Violence in eastern Myanmar, including air raids that drove thousands of members of the Karen ethnic minority to seek shelter across the border in Thailand, have deepened with new air attacks by the military that seized power from an elected government last month.
Thailand’s prime minister denied that his country’s security forces had forced villagers who had fled from air strikes over the weekend back to Myanmar, saying they returned home of their own accord.
But the situation in eastern Myanmar appeared to be getting more dangerous.
Saw Taw Nee, head of the foreign affairs department of the Karen National Union (KNU), the main political body representing the Karen minority there, confirmed that new raids on Tuesday left six civilians dead and 11 wounded.
Dave Eubank, a member of the Free Burma Rangers, which provides medical assistance to villagers in the region, provided the same information.
Meanwhile, the US State Department on Tuesday ordered non-essential American diplomats and their families to leave Myanmar, expecting the protests to continue. The US earlier suspended a trade deal and imposed sanctions on junta leaders as well as restricting business with military holding companies.
The KNU issued a statement from one of its armed units saying the government’s “military ground troops are advancing into our territories from all fronts”, and vowed to respond.
“We have no other options left but to confront these serious threats posed by the illegitimate military junta’s army in order to defend our territory, our Karen peoples, and their self-determination rights,” said the statement.
It said the attacks were the latest in a series of actions by Myanmar’s military breaking a ceasefire agreement. The KNU has been fighting for greater autonomy for the Karen people.
Thai prime minister Prayuth Chan-ocha, speaking before the latest air attacks, said his country was ready to shelter anyone who was escaping fighting, as it has done many times for decades.
His comments came a day after humanitarian groups said Thailand had been sending back some of the thousands of people who had fled the air attacks by Myanmar’s military.
“There is no influx of refugees yet. We asked those who crossed to Thailand if they have any problem in their area. When they say no problem, we just asked them to return to their land first. We asked, we did not use any force,” Mr Prayuth told reporters.
“We won’t push them back,” he said. ’If they are having fighting, how can we do so? But if they don’t have any fighting at the moment, can they go back first?”
The governor of Thailand’s Mae Hong Son province, where as many as 3,000 refugees had sought shelter, said later that those still on Thai soil were expected to return to their own country in a day or two.
The attacks are a further escalation of the violent crackdown by Myanmar’s junta on protests against its February 1 coup.

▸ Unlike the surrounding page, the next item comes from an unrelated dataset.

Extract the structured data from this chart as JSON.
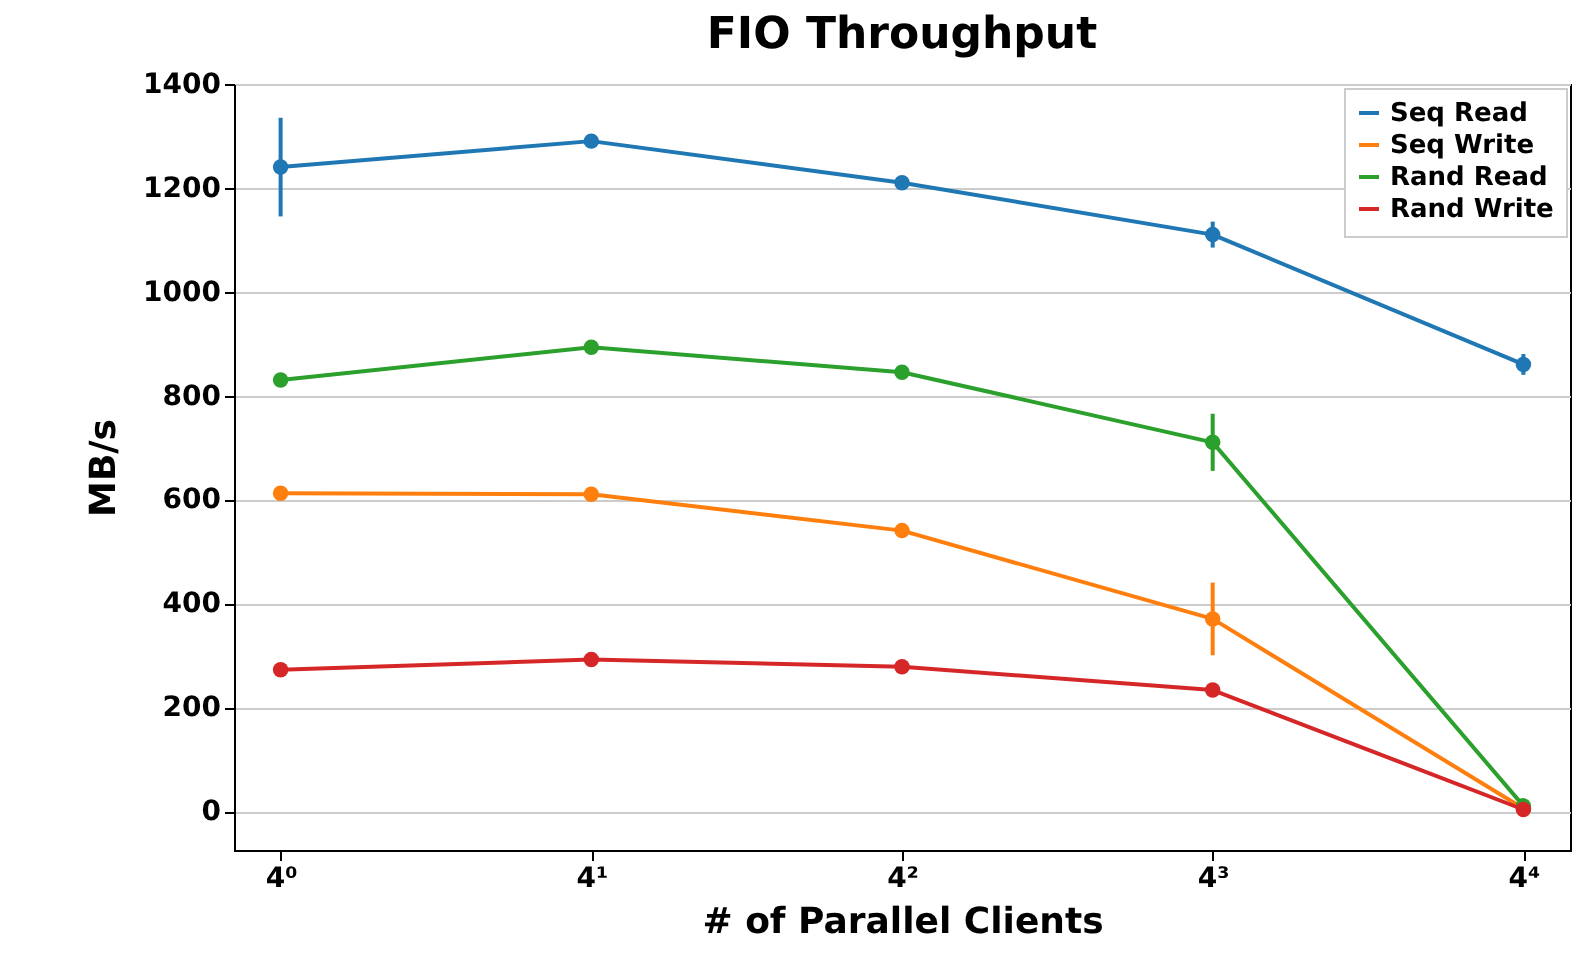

At least 510 protesters have been killed since the coup, according to Myanmar’s Assistance Association for Political Prisoners, which says the true toll is likely to be much higher. It says 2,574 people have been detained.
Protests continued Tuesday despite the deaths of more than 100 people on Saturday alone.
Engineers, teachers and students from the technology university in the southern city of Dawei marched without incident.
The number of protesters killed in the city rose to eight with the announcement of the death of a teenager who was shot by soldiers on Saturday as he rode a motorbike with two friends.
Medical workers in Mandalay, the country’s second biggest city, honoured three of their colleagues killed by security forces. The two doctors and a nurse were remembered in a simple ceremony in front of a banner with their photographs and the words “Rest In Power”.
At a cemetery in the biggest city, Yangon, three families gave their last farewells to relatives killed on Monday in a night of chaos in the South Dagon neighbourhood. Residents said police and soldiers moved through the streets firing randomly with live ammunition.
The coup that ousted the government of Aung San Suu Kyi reversed the country’s progress towards democracy since her National League for Democracy party won elections in 2015 after five decades of military rule.